Ma mentre la seconda parte dello spettacolo è dominata dal distacco sapiente di un narratore che pare non toccato dagli eventi, tutto il primo episodio che viene presentato, relativo alle disavventure dell'asceta Utanka, è costruito su azioni forti con personaggi molto caratterizzati: "All'inizio di uno spettacolo il riso apre la disponibilità degli spettatori – afferma Carrière – mentre la solennità la chiude... d'altra parte è presente nella stessa tradizione del Mahabharata, dove vi sono diversi elementi di farsa". Siamo così stupefatti da una lunga sequenza costruita su una drammaturgia incalzante in cui vediamo Benichou estremizzare i suoi personaggi con gesti di ogni sorta che creano delle vignette esilaranti.

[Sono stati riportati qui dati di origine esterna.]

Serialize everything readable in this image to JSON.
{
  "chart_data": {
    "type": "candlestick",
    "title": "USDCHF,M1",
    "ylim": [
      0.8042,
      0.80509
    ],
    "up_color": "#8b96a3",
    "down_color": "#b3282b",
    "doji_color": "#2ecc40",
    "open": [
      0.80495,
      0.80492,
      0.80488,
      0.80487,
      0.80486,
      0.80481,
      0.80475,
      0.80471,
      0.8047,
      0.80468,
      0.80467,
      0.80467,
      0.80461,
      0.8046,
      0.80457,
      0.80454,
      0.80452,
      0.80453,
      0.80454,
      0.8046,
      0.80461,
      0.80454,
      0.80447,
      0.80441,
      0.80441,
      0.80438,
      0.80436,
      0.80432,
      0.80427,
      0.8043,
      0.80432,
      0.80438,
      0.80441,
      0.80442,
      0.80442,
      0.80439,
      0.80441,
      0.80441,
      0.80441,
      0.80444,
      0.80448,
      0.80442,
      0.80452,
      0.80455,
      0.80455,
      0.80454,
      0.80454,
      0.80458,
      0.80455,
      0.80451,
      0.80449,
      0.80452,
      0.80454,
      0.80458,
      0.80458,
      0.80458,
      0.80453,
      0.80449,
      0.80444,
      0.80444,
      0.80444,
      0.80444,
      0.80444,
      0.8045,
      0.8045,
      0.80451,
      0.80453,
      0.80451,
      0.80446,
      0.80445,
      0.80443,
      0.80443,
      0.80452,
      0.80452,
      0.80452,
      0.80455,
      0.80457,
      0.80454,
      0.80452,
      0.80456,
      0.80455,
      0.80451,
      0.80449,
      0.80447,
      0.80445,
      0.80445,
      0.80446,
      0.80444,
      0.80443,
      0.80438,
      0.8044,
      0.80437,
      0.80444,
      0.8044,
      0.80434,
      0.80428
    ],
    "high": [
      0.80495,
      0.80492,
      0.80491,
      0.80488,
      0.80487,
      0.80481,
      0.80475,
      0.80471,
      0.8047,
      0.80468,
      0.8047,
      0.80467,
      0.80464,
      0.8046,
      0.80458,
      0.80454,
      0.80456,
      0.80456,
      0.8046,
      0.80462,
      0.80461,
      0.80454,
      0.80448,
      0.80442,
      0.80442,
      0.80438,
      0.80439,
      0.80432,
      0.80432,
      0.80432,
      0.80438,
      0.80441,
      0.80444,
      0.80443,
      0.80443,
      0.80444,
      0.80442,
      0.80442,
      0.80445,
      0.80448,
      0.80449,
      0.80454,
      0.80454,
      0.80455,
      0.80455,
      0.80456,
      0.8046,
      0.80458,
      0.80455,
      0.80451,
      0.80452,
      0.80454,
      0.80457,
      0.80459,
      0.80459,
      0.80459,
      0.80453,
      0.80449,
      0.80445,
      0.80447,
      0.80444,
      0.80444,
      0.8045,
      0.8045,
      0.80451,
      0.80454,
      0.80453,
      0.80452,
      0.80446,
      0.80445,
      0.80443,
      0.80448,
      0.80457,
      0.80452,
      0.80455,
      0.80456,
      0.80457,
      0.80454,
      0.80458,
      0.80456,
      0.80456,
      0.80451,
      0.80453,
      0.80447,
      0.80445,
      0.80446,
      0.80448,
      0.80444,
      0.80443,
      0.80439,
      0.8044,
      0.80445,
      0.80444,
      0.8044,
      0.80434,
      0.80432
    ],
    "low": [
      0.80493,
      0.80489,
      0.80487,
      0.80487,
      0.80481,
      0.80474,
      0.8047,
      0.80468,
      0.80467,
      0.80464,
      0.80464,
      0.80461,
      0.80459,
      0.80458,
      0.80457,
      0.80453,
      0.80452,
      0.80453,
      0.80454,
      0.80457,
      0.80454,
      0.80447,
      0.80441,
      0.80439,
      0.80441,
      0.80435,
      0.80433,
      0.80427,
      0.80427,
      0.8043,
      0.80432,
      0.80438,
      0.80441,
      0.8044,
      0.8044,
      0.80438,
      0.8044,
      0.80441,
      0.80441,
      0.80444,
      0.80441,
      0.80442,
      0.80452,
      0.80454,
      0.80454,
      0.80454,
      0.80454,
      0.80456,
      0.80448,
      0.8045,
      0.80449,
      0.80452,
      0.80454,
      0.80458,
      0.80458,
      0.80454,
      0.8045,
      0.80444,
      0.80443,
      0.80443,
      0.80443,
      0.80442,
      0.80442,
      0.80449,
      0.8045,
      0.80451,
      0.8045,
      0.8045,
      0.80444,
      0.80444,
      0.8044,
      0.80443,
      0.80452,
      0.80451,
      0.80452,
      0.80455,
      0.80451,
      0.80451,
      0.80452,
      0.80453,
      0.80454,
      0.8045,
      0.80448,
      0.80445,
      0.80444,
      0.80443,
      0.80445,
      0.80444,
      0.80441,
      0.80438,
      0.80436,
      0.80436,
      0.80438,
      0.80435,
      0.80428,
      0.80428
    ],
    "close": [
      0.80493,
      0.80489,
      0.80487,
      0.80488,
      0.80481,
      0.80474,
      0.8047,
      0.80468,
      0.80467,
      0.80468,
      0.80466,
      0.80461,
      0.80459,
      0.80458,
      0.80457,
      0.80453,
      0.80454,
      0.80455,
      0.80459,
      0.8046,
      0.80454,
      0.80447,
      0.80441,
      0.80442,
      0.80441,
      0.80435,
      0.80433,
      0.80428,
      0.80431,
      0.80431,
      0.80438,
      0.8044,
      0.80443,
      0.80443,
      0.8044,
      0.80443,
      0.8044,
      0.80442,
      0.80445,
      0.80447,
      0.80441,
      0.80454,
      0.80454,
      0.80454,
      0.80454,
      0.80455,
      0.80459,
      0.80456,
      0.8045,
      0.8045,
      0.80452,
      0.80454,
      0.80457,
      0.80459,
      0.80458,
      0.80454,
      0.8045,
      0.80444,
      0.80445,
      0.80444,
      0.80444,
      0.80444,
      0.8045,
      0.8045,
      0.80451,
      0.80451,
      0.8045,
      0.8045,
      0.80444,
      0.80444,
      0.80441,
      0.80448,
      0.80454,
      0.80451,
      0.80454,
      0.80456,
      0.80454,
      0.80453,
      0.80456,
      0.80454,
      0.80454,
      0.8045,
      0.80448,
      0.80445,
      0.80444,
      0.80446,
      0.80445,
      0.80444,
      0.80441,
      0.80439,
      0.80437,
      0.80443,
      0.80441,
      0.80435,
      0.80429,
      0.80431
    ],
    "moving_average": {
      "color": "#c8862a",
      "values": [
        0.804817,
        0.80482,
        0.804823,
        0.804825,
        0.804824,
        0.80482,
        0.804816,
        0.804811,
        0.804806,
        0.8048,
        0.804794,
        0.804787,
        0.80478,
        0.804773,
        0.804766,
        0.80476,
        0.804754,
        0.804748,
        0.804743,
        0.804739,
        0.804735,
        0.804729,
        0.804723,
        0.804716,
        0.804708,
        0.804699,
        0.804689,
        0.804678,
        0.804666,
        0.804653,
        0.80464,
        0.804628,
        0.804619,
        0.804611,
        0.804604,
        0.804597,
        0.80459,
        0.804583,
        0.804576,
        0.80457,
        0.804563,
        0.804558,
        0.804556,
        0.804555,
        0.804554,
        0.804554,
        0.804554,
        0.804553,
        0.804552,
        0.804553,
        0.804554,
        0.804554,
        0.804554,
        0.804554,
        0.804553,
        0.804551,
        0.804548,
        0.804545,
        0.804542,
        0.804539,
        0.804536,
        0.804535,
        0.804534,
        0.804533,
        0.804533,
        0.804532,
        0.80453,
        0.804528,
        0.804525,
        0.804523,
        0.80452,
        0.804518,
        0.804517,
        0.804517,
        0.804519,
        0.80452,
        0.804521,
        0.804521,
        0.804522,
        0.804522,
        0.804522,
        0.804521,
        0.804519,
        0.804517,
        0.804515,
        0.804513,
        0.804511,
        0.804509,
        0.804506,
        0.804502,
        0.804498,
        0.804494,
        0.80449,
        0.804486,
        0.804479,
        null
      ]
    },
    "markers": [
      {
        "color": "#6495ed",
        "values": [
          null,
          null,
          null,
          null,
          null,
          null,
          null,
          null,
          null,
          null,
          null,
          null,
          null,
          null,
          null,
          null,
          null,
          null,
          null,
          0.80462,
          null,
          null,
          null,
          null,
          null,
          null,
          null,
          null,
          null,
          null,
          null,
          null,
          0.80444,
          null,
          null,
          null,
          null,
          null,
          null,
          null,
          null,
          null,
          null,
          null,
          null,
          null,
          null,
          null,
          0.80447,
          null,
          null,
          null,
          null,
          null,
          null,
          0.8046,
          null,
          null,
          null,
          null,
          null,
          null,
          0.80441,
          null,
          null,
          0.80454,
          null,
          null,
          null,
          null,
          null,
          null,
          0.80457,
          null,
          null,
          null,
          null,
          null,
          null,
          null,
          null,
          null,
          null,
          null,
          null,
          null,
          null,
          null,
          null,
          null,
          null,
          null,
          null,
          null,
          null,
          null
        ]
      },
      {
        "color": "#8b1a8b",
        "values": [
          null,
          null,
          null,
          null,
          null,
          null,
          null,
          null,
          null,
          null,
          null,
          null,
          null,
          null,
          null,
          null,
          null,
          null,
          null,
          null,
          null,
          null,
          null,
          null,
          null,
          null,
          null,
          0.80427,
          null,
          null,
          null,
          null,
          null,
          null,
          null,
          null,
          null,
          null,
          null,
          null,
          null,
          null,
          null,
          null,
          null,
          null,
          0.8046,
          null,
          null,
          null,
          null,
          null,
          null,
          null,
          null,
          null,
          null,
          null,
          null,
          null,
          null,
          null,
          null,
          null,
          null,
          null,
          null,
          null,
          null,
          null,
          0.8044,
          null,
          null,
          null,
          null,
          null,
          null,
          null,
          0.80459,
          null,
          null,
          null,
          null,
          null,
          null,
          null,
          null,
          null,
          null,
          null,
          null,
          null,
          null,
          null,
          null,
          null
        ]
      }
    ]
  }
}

Aiutato da una musica appena percettibile e dai colori intensi dei cuscini, del tappeto e dei veli, l'attore riscopre poi una profonda sacralità che gli permette di tornare a narrare le tremende sciagure del popolo di Krishna. Accade però che il fondamentale equilibrio fra comico e sacro finisce per sbilanciarsi. Siamo così travolti dal personaggio di Utanka e dalle sue disavventure che quando gli eventi che lo riguardano si concludono e spariscono dalla scena tutti i personaggi che avevamo imparato a conoscere - rimanendo al loro posto soltanto la voce distaccata del narratore - non possiamo che rimpiangere quei momenti così vivi e considerare lo spettacolo ormai concluso.


La grande figura del narratore finisce così per non essere all'altezza dei suoi stessi personaggi: Krishna diviene più importante di Ganeshae, Utanka ci coinvolge assai più dell'avatàra; rispetto ai personaggi incarnati il mero racconto si fa meno interessante, forse perché intessuto dal solo Bénichou-Ganesha, senza quegli interlocutori così essenziali nel primo spettacolo, o forse per un problema di proporzioni: nell'ambito di una rappresentazione di un'ora e dieci, e non più di nove ore, una presenza troppo forte del narratore può avere un esito meno brillante rispetto al suo celeberrimo originale.